Why you will pay more to use Zoom


Video conferencing platform Zoom is the latest to announce changes in VAT pricing for Kenyan users beginning next month. [Courtesy]

Technology platforms operating in Kenya have begun implementing the recent digital tax measures introduced by the National Treasury in a move that is set to increase the cost of accessing these services.

Video conferencing platform Zoom yesterday became the latest firm to announce the changes to its pricing for Kenyan users beginning next month. This is as the company implements the new value-added tax (VAT) charges on digital services.

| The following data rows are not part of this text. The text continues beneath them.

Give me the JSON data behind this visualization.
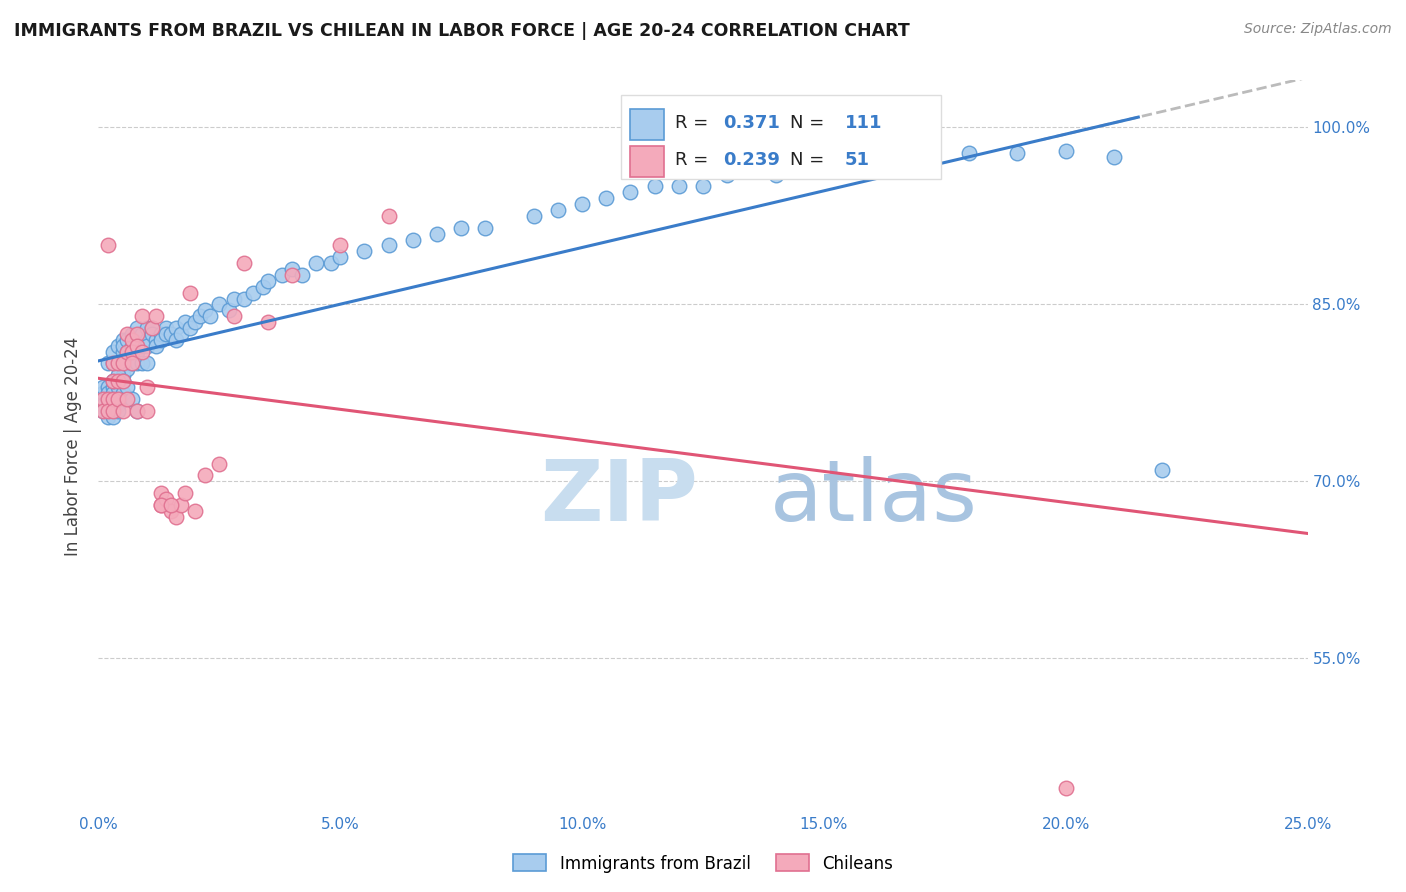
{
  "title": "IMMIGRANTS FROM BRAZIL VS CHILEAN IN LABOR FORCE | AGE 20-24 CORRELATION CHART",
  "source": "Source: ZipAtlas.com",
  "ylabel": "In Labor Force | Age 20-24",
  "legend_brazil_R": "0.371",
  "legend_brazil_N": "111",
  "legend_chilean_R": "0.239",
  "legend_chilean_N": "51",
  "brazil_color": "#A8CCEE",
  "brazil_edge_color": "#5B9BD5",
  "chilean_color": "#F4AABB",
  "chilean_edge_color": "#E07090",
  "brazil_line_color": "#3A7CC9",
  "chilean_line_color": "#E05575",
  "dashed_line_color": "#BBBBBB",
  "watermark_zip": "ZIP",
  "watermark_atlas": "atlas",
  "xmin": 0.0,
  "xmax": 0.25,
  "ymin": 0.42,
  "ymax": 1.04,
  "ytick_vals": [
    0.55,
    0.7,
    0.85,
    1.0
  ],
  "ytick_labels": [
    "55.0%",
    "70.0%",
    "85.0%",
    "100.0%"
  ],
  "xtick_vals": [
    0.0,
    0.025,
    0.05,
    0.075,
    0.1,
    0.125,
    0.15,
    0.175,
    0.2,
    0.225,
    0.25
  ],
  "xtick_labels": [
    "0.0%",
    "",
    "5.0%",
    "",
    "10.0%",
    "",
    "15.0%",
    "",
    "20.0%",
    "",
    "25.0%"
  ],
  "brazil_x": [
    0.001,
    0.001,
    0.001,
    0.001,
    0.002,
    0.002,
    0.002,
    0.002,
    0.002,
    0.002,
    0.002,
    0.003,
    0.003,
    0.003,
    0.003,
    0.003,
    0.003,
    0.003,
    0.003,
    0.004,
    0.004,
    0.004,
    0.004,
    0.004,
    0.004,
    0.005,
    0.005,
    0.005,
    0.005,
    0.005,
    0.005,
    0.006,
    0.006,
    0.006,
    0.006,
    0.007,
    0.007,
    0.007,
    0.007,
    0.008,
    0.008,
    0.008,
    0.008,
    0.009,
    0.009,
    0.009,
    0.01,
    0.01,
    0.01,
    0.01,
    0.011,
    0.011,
    0.012,
    0.012,
    0.013,
    0.013,
    0.014,
    0.014,
    0.015,
    0.016,
    0.016,
    0.017,
    0.018,
    0.019,
    0.02,
    0.021,
    0.022,
    0.023,
    0.025,
    0.027,
    0.028,
    0.03,
    0.032,
    0.034,
    0.035,
    0.038,
    0.04,
    0.042,
    0.045,
    0.048,
    0.05,
    0.055,
    0.06,
    0.065,
    0.07,
    0.075,
    0.08,
    0.09,
    0.095,
    0.1,
    0.105,
    0.11,
    0.115,
    0.12,
    0.125,
    0.13,
    0.14,
    0.15,
    0.16,
    0.17,
    0.18,
    0.19,
    0.2,
    0.21,
    0.003,
    0.004,
    0.005,
    0.006,
    0.007,
    0.008,
    0.22
  ],
  "brazil_y": [
    0.775,
    0.78,
    0.765,
    0.76,
    0.8,
    0.78,
    0.775,
    0.77,
    0.76,
    0.755,
    0.77,
    0.78,
    0.775,
    0.77,
    0.765,
    0.76,
    0.755,
    0.8,
    0.81,
    0.8,
    0.78,
    0.77,
    0.765,
    0.76,
    0.815,
    0.8,
    0.79,
    0.775,
    0.81,
    0.82,
    0.815,
    0.81,
    0.8,
    0.795,
    0.82,
    0.815,
    0.81,
    0.8,
    0.825,
    0.82,
    0.81,
    0.8,
    0.83,
    0.825,
    0.815,
    0.8,
    0.82,
    0.815,
    0.8,
    0.83,
    0.83,
    0.825,
    0.82,
    0.815,
    0.825,
    0.82,
    0.83,
    0.825,
    0.825,
    0.83,
    0.82,
    0.825,
    0.835,
    0.83,
    0.835,
    0.84,
    0.845,
    0.84,
    0.85,
    0.845,
    0.855,
    0.855,
    0.86,
    0.865,
    0.87,
    0.875,
    0.88,
    0.875,
    0.885,
    0.885,
    0.89,
    0.895,
    0.9,
    0.905,
    0.91,
    0.915,
    0.915,
    0.925,
    0.93,
    0.935,
    0.94,
    0.945,
    0.95,
    0.95,
    0.95,
    0.96,
    0.96,
    0.965,
    0.97,
    0.975,
    0.978,
    0.978,
    0.98,
    0.975,
    0.785,
    0.79,
    0.785,
    0.78,
    0.77,
    0.76,
    0.71
  ],
  "chilean_x": [
    0.001,
    0.001,
    0.002,
    0.002,
    0.002,
    0.003,
    0.003,
    0.003,
    0.003,
    0.004,
    0.004,
    0.004,
    0.005,
    0.005,
    0.005,
    0.006,
    0.006,
    0.006,
    0.007,
    0.007,
    0.007,
    0.008,
    0.008,
    0.008,
    0.009,
    0.009,
    0.01,
    0.01,
    0.011,
    0.012,
    0.013,
    0.013,
    0.014,
    0.015,
    0.016,
    0.017,
    0.018,
    0.019,
    0.02,
    0.022,
    0.025,
    0.028,
    0.03,
    0.035,
    0.04,
    0.05,
    0.06,
    0.013,
    0.015,
    0.12,
    0.2
  ],
  "chilean_y": [
    0.77,
    0.76,
    0.9,
    0.77,
    0.76,
    0.8,
    0.785,
    0.77,
    0.76,
    0.8,
    0.785,
    0.77,
    0.8,
    0.785,
    0.76,
    0.825,
    0.81,
    0.77,
    0.82,
    0.81,
    0.8,
    0.825,
    0.815,
    0.76,
    0.84,
    0.81,
    0.78,
    0.76,
    0.83,
    0.84,
    0.69,
    0.68,
    0.685,
    0.675,
    0.67,
    0.68,
    0.69,
    0.86,
    0.675,
    0.705,
    0.715,
    0.84,
    0.885,
    0.835,
    0.875,
    0.9,
    0.925,
    0.68,
    0.68,
    1.0,
    0.44
  ]
}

“We are writing to inform you that Zoom Video Communications Inc (Zoom) will begin charging Kenyan VAT on or shortly after August 1, 2021, on its services supplied to customers in Kenya,” stated the firm in an email to users.

“Like many companies with a growing international presence, Zoom is routinely evaluating its indirect tax collection and remittance obligations,” stated the firm.

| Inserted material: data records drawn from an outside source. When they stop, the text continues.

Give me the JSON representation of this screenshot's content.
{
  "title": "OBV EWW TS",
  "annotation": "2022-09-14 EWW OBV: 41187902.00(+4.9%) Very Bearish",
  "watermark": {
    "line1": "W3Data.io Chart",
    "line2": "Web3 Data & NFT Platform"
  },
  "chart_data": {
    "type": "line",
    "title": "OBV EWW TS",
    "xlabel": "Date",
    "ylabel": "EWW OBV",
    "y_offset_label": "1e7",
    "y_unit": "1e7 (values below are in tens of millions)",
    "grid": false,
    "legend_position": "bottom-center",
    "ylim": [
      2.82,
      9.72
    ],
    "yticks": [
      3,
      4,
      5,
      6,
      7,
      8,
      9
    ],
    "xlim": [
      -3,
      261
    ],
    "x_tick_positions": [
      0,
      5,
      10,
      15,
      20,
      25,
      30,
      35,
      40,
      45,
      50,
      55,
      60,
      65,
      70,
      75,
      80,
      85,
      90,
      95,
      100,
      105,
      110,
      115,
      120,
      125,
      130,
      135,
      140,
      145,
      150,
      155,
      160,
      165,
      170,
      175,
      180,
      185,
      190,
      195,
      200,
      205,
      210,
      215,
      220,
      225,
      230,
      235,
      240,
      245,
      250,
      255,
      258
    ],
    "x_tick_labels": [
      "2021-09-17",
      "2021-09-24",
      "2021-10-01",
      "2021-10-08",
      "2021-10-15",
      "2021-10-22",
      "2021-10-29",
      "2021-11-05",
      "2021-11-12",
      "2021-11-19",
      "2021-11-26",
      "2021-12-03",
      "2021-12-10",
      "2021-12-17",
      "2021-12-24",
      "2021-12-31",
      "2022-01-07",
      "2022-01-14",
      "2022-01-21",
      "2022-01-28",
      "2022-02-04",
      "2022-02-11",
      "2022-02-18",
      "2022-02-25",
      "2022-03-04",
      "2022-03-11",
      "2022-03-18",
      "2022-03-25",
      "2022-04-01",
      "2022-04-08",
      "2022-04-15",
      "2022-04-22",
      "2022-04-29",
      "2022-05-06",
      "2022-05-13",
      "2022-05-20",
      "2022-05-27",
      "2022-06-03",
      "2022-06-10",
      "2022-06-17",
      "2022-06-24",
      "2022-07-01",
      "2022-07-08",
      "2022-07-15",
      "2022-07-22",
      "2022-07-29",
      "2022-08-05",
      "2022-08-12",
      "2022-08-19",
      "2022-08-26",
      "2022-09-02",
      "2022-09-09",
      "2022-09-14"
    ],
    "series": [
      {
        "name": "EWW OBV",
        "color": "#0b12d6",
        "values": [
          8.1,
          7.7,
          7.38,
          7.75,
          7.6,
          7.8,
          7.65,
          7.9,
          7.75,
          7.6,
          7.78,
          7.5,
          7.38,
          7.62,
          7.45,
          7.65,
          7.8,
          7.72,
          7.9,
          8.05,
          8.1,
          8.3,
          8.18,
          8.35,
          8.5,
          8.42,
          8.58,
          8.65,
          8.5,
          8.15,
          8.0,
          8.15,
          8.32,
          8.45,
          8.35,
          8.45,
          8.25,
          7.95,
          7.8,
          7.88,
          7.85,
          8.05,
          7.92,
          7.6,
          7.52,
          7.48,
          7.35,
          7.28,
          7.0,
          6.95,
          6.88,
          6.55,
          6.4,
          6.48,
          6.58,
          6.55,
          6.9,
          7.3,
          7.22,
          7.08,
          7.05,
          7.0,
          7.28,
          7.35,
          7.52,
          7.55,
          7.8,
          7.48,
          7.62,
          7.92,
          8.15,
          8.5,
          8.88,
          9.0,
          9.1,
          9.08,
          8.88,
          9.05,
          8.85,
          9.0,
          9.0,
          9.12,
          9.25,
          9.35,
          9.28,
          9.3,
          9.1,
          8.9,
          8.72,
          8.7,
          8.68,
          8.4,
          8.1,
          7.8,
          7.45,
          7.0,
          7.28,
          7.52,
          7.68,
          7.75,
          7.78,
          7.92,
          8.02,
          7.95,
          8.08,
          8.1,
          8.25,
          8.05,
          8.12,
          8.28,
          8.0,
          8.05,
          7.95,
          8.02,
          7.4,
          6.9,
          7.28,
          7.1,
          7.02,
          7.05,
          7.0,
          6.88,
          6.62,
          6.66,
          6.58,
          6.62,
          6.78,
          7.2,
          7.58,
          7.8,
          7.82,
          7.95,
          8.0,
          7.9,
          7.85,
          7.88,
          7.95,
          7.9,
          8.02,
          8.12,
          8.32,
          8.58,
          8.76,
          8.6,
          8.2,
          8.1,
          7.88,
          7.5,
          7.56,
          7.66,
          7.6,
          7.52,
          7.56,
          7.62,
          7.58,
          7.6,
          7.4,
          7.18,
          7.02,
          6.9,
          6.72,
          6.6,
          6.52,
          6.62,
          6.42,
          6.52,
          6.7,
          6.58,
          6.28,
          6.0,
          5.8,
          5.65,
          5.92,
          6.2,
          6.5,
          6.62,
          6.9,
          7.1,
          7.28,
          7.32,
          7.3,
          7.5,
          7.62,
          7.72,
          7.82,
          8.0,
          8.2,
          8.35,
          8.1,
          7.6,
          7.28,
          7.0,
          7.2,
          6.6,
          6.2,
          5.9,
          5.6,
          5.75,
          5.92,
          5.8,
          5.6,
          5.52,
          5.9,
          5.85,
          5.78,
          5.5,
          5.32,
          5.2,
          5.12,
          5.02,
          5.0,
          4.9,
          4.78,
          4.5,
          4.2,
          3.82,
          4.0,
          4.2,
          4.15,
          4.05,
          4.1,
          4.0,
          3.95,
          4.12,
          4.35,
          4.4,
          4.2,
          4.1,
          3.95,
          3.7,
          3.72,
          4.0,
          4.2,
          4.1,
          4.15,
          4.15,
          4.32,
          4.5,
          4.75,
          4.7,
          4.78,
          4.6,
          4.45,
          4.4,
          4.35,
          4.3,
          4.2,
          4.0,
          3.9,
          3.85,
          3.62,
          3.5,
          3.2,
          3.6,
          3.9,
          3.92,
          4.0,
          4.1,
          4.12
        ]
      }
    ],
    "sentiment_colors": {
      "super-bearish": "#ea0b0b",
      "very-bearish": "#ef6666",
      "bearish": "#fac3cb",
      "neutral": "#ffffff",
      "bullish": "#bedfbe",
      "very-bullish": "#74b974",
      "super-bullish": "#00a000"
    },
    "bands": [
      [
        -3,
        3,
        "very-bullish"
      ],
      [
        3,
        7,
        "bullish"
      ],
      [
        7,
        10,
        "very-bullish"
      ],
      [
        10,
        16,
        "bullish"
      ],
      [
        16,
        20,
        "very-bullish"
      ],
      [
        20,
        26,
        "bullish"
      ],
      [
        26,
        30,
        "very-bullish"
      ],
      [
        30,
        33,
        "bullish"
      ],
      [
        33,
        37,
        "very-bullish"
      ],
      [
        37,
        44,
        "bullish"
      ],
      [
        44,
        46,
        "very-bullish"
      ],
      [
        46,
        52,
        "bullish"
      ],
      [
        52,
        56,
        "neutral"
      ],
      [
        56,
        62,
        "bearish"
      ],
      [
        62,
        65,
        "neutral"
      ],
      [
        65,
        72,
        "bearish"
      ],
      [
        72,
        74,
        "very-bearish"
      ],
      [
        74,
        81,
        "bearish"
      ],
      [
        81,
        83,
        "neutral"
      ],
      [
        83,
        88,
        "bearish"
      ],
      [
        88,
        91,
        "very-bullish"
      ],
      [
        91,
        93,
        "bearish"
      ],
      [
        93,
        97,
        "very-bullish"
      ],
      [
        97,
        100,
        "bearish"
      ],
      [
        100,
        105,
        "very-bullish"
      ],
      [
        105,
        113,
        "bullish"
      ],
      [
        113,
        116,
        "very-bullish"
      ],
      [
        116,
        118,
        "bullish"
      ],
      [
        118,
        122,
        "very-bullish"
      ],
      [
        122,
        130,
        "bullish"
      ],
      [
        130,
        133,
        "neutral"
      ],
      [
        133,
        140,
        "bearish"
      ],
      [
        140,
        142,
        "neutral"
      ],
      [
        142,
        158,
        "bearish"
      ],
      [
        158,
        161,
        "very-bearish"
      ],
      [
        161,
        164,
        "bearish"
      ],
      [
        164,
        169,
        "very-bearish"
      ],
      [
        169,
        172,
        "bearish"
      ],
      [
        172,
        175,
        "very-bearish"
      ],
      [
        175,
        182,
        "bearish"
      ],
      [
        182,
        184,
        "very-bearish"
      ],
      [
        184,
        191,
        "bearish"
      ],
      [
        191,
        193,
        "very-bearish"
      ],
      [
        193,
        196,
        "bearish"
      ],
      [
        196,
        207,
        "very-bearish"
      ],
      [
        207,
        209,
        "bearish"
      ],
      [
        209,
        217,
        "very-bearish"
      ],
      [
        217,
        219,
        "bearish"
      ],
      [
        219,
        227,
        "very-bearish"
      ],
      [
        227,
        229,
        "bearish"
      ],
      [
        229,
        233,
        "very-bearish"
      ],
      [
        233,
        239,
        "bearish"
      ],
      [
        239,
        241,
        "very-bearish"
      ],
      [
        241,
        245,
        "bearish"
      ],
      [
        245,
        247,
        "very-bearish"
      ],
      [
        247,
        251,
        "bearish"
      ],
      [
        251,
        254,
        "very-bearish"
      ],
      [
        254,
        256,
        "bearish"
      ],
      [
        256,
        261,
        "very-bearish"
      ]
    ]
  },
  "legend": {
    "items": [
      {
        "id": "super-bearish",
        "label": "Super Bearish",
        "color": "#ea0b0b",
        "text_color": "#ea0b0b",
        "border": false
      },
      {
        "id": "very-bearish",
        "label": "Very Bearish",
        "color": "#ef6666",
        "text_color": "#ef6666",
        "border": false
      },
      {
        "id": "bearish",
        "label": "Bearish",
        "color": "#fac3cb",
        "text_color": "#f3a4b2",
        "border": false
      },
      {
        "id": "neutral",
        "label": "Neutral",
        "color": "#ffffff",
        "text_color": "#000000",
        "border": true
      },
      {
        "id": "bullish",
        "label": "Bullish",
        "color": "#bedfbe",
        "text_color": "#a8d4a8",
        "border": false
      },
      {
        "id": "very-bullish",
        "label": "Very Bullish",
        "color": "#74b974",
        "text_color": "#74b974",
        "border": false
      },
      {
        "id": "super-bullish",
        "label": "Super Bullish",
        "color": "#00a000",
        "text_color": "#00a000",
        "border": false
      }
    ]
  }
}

Zoom’s announcement to users in Kenya is the latest from Silicon Valley as the implementation of the new levies recently introduced by the government and targeted at digital platforms gets underway. 

Last year, Treasury through the Finance Act 2020 introduced the Digital Services Tax (DST), payable on income accrued in Kenya from services offered through a digital marketplace.

The levy is set at 1.5 per cent of the gross transaction value and is due at the time of transfer of the payment to the service provider.

This was soon followed by the Value Added Tax (Digital Marketplace Supply) Regulations 2020 that proposed VAT on products and services sold online.

“VAT shall be charged on taxable services supplied in Kenya through the digital marketplace,” explains the regulations in part. “Taxable supplies made through a digital marketplace shall include electronic services and downloadable mobile apps, e-books, movies.”

The law does not indicate the new VAT rate but is pegged on the Value Added Tax Act, 2013 that set a 16 per cent rate. A digital marketplace has now been defined as an ‘online platform which enables users to sell or provide services, goods or other property to other users.”

Zoom’s announcement to users in Kenya is the latest from Silicon Valley as the implementation of the new levies. [Courtesy]

Earlier this year, Facebook informed Kenyan users that advertisements on the site and photo-sharing application Instagram that charges would increase to reflect the new VAT levy.

“Beginning April 1, 2021, Facebook ads in Kenya are subject to a VAT at the applicable local tax rate,” said Facebook in an email to users.

“This applies to advertisers whose ‘Sold To’ country on their business or personal address is set to Kenya and who haven’t confirmed that they’re advertising for business purposes,” stated the email.

“VAT is added whenever you’re charged for your ads if you’re not purchasing Facebook ads for business purposes,” said the firm. “Because VAT is added on top of charges, you won’t reach your billing threshold faster, but you may be charged more than your billing threshold amount.” However, some industry stakeholders have cautioned that the administration of the taxes could prove difficult for tax authorities given the complexity of the Internet ecosystem. 

“The application of these taxes to businesses with online activities is a complex and evolving area,” said Zoom in its email to users.

“Zoom continues to review such developments as well as the nature and extent of its activities in different jurisdictions and based on such regular review, will start charging indirect taxes where applicable.”